3rd Climate Change Technology Conference
How can small wind turbines be best designed to produce energy for office buildings in urban settings? Can fuel storage systems for zero-emission hydrogen fuel cell cars be engineered to minimize safety risks for occupants and the environment? Is it feasible to build a rooftop greenhouse on a commercial building that can produce vegetables and surplus energy to heat
an adjoining building in a cold climate like Montreal?
[Conference photos are available on the Faculty flickr page.]
Those are just three examples of engineering innovations for sustainability presented at the EIC (Engineering Institute of Canada) Climate Change Technology Conference 2013, hosted at Concordia University from May 27 to May 29. Concordia engineering graduate students had an opportunity to present their papers at a leading-edge Canadian and international forum for the exchange of ideas on climate change.
"The students are excited about their work and it's very motivating for them to present their results to an audience like this," says Marius Paraschivoiu, professor in mechanical and industrial engineering. Paraschivoiu is the main conference organizer and holds a research chair in the production and storage of clean energy.
The conference featured peer-reviewed presentations from leading scientists on a wide range of topics such as mitigating greenhouse gas emissions, the Canadian Arctic, extreme events and disaster management, and net-zero energy buildings. "This was the first time the conference was held in Quebec. We want to get engineers and engineering students talking about climate change, and to learn more about the opportunities for them to contribute practical solutions and have an impact in many different ways," says Paraschivoiu.
A global view on climate change and economic issues was covered by keynote speaker Donald Johnston, who was a cabinet minister in the Canadian government and secretary-general of the Organization for Economic Co-operation and Development (OECD), where he created the OECD Ministerial Round Table on Sustainable Development. Other notable speakers included Norwegian Ambassador to Canada, Mona Elisabeth Brother, and a roster of international and Canadian experts in the Food and Population, Water and Energy plenary sessions.

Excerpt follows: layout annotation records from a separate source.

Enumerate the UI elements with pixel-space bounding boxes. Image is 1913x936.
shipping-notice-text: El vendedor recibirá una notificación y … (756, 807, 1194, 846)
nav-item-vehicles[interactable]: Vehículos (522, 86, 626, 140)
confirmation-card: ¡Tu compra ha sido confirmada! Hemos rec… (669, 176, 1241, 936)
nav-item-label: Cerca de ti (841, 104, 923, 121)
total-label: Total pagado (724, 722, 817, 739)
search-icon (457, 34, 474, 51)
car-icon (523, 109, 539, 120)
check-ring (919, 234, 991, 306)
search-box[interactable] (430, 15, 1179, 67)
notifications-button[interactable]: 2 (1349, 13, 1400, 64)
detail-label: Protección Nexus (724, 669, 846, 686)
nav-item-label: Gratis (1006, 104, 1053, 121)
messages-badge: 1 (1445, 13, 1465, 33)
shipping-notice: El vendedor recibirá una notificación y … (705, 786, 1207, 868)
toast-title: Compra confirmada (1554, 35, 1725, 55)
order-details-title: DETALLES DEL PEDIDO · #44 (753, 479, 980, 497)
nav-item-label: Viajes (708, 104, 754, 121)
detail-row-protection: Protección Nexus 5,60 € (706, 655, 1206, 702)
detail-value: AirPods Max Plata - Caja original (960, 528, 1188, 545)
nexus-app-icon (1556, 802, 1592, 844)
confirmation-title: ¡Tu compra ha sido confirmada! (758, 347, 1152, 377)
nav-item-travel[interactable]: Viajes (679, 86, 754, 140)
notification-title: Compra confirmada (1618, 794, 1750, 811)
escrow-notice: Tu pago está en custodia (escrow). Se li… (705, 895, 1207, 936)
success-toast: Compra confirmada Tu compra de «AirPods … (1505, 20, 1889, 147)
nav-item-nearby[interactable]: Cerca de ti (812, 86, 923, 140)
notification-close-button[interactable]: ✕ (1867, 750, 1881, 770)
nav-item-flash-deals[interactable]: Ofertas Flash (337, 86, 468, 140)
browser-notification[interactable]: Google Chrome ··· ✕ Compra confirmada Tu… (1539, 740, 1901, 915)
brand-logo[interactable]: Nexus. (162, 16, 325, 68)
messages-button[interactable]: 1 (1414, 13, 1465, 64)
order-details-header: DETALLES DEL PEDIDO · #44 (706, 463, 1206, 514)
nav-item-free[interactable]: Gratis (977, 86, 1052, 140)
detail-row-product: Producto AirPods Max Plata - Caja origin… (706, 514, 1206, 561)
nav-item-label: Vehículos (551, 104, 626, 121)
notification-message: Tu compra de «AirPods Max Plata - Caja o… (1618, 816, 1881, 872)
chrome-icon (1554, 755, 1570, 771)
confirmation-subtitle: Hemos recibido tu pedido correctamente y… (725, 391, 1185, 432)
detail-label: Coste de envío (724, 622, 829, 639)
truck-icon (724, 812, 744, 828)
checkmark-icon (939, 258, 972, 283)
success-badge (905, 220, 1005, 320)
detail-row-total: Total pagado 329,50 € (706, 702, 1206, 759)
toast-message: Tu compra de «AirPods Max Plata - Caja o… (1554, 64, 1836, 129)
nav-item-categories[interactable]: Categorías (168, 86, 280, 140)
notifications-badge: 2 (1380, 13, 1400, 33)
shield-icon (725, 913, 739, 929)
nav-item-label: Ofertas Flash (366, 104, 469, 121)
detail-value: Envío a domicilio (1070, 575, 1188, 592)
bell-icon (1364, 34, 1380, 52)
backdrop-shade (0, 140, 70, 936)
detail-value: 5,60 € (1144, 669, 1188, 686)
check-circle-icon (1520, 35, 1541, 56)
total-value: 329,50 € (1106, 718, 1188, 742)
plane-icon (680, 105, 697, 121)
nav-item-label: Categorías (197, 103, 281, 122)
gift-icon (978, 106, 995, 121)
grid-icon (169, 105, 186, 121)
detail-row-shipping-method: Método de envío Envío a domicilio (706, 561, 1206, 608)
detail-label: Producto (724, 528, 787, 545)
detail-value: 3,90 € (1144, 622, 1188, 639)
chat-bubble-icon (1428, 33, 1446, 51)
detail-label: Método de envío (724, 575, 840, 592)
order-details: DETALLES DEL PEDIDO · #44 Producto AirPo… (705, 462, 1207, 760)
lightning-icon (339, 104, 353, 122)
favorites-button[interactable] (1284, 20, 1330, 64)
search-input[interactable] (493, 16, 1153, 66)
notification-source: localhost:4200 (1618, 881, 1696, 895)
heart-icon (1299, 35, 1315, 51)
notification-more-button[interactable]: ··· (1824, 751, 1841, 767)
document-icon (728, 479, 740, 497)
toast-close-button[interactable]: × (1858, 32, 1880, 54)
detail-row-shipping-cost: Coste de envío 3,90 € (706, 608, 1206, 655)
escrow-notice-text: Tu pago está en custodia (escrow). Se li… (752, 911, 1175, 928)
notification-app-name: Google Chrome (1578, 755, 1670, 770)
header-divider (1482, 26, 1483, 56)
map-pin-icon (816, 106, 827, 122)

Diane Bastien, a doctoral student in building engineering with a specialization in solar energy, helped to review the papers submitted and organized three sessions for the Net-Zero Energy Buildings and Communities track at the conference. Bastien presented a research paper on the potential net energy benefits that can result from attaching optimally designed solariums or rooftop greenhouses to large commercial and institutional buildings and houses in Quebec.
"I developed a model to design rooftop greenhouses attached to buildings so they become net energy producers rather than energy sinks. By careful design and using high quality materials, it's possible to retrofit existing buildings with greenhouses to generate surplus heat and grow vegetables while offering additional floor area," says Bastien.
The award-winning student also found that covering one per cent of commercial and institutional buildings in Quebec with rooftop greenhouses could provide enough vegetables to feed 300,000 people without increasing the province's total energy consumption. Bastien used building simulation software to model the net energy impacts of different designs. This summer she plans to build a small solarium and run experiments to assess the energy impacts in Concordia's spectacular new Solar Simulator-Environmental Chamber lab, a facility that will be showcased to conference participants.
Graduate students from Paraschivoiu's lab presented papers on hydrogen storage system safety and vertical axis small wind turbines to produce energy on small farmsand in cities. While some concepts presented at the conference -- like Bastien's rooftop greenhouse -- are applicable today, others will take more time to be realized. "Our lab generally works on medium-term solutions, not short-term or long-term. We do research for technologies that will happen in the next 5 or 20 years, not 200 years," says Paraschivoiu.